My sense is that this is much greater, and I shall share this short anecdote because it is instructive about how it is affecting people in the communities in which we live. On my way home from our debates on Monday, I overheard a conversation among three young people in a very quiet overground train. I sometimes find it difficult to estimate age, but they were all in their mid-20s. They were all coming back from employment with one employer, which was a
mini-job. From their conversation, it was clear that they had, by my reckoning, seven jobs among them at least. Each of them had at least three jobs. Most importantly, they had all had the benefit of a tertiary level education.

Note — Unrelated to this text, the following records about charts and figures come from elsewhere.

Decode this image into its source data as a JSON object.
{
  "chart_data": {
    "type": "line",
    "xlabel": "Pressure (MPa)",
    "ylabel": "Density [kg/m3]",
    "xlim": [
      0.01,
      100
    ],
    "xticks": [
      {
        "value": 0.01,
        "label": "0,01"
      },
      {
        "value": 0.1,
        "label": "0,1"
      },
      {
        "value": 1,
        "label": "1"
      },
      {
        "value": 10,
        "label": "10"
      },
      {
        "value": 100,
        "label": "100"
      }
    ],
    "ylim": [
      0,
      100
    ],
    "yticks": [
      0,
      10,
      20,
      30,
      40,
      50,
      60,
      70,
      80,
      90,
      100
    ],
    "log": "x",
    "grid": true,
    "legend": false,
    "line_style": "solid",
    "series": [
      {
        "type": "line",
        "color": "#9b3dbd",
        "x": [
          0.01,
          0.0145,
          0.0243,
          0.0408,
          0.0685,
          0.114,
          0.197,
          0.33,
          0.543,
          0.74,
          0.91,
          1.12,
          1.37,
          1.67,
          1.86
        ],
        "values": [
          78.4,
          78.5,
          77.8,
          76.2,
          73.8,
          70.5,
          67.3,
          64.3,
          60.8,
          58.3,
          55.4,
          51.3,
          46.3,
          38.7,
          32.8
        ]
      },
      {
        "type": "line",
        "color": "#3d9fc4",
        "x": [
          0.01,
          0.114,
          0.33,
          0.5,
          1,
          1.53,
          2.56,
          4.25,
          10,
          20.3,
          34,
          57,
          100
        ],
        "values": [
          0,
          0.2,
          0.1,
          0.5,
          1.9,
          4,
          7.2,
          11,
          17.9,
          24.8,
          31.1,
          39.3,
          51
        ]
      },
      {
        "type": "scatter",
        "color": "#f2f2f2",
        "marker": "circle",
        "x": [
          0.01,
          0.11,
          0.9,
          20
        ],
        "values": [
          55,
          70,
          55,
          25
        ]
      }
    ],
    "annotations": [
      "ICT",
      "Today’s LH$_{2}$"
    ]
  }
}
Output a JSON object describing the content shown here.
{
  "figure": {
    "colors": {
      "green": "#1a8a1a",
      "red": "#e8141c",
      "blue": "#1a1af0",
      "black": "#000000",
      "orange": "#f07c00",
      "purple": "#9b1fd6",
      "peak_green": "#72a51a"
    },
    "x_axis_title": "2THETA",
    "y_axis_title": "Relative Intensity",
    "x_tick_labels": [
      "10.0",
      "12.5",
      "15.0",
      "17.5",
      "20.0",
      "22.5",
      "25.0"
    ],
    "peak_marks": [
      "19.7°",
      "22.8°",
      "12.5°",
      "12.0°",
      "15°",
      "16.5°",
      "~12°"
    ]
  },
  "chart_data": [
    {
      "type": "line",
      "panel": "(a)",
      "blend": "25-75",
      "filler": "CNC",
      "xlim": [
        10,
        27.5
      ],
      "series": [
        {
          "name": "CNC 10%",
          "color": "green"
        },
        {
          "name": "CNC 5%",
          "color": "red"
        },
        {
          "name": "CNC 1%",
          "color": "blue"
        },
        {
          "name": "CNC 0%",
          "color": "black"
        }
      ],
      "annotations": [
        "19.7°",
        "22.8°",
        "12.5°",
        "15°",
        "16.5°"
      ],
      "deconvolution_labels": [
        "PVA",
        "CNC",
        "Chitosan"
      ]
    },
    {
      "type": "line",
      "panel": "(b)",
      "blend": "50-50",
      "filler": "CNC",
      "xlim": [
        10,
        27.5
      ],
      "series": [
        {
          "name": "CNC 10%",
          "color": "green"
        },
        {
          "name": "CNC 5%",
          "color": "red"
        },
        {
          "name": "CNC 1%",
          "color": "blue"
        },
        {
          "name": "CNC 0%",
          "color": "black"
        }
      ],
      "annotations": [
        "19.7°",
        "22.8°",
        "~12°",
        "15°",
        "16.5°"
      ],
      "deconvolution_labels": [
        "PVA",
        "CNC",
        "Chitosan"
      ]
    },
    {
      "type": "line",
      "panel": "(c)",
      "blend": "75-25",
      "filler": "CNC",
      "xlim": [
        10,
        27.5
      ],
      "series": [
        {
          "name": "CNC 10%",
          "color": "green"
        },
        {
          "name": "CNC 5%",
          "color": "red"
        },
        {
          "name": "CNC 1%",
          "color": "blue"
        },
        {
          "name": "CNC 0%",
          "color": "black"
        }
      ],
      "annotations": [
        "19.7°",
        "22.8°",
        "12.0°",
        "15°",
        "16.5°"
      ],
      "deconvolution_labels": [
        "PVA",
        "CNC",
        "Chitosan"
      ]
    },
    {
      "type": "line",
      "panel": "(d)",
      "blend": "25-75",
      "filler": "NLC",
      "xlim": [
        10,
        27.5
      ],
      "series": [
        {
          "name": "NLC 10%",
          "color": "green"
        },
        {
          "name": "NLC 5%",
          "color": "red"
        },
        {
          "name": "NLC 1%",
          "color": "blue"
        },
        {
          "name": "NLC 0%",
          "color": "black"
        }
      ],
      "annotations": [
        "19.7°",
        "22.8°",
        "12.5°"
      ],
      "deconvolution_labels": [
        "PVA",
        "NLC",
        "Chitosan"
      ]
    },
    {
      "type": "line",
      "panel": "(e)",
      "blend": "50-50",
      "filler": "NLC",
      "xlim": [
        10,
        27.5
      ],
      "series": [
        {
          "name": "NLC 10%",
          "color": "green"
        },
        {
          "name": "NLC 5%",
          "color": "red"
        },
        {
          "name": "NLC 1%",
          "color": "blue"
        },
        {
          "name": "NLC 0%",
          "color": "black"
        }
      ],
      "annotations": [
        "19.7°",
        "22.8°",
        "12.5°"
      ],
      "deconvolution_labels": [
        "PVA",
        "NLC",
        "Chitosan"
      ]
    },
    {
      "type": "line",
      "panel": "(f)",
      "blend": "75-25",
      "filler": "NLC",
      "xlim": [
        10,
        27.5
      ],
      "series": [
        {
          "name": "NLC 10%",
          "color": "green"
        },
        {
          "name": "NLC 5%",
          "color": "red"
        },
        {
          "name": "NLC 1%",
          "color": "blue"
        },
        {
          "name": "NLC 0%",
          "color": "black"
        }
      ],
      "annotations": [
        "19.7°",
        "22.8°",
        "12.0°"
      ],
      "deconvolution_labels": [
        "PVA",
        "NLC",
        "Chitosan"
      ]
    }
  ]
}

I could not guarantee that they were all graduates, but at least two of them were, from what they said, and the third also had the benefit of a tertiary level education. These were not your traditional B&Q employees at the end of their life. They were well educated young people coming into a labour market where that was the expectation. That fundamentally challenges the idea that this is a temporary phenomenon and that it can be dismissed, as it has in the past.
1.30 pm
My second point is about the assessment that there are about 50,000 people in that situation. Again, because I do not have the data, I cannot address that directly, but I can by analogy. We await the anticipated BIS consultation on zero-hours contracts. The Minister will recollect that in a debate about zero-hours contracts, it emerged that for the fourth quarter of 2012, the ONS estimated that there were 250,000 people on zero-hours contracts. However, a contemporaneous survey by the CIPD estimated that about 1 million people were on such contracts and, following that, the ONS conceded that the Labour Force Survey, which is based on responses by individuals, more than likely understated the number—to such an extent that the ONS has now announced that it will change the way it collects its data from autumn 2013, reporting in mid-2014,
“so as to obtain more robust data”.
So there is an implication—not an acceptance, but an implication—that the ONS Labour Force Survey may have underestimated the number of people on zero-hours contracts in this country by a factor of 300%. We will see if that is right when the survey is published. Consequently, from my experience and the experiences that have been shared—I am sure that the Minister has also heard about how the labour market is working in the United Kingdom—and from the unreliability of the best official estimates of zero-hours contracts alone, I am moved to ask the Minister just how robust are the figures being used to inform the policy.
I ask the Minister a supplementary question, which he may not be able to answer now. Given the significance of that development, as the Labour Force Survey already canvasses for figures for zero-hours contracts, if it does not canvass information about short-hours contracts, why not? Can the ONS be asked to do so? Does the Minister accept that if the 50,000 figure is wrong and, as my noble friend suggests and as our experience suggests, a much higher and growing number of people are involved, that seriously undermines the stated policy of reducing means-testing? If that is how people will have to live for their full working life, that blows a hole in one of the fundamental objectives of the policy, which we all share. Perhaps we should engage with that at this stage. I do not suggest that any of the answers suggested by my noble friend are easy or that the Government should accept them; I am just saying that engaging with the issue in a more informed way could be fundamental to the success of the policy, with which we all agree.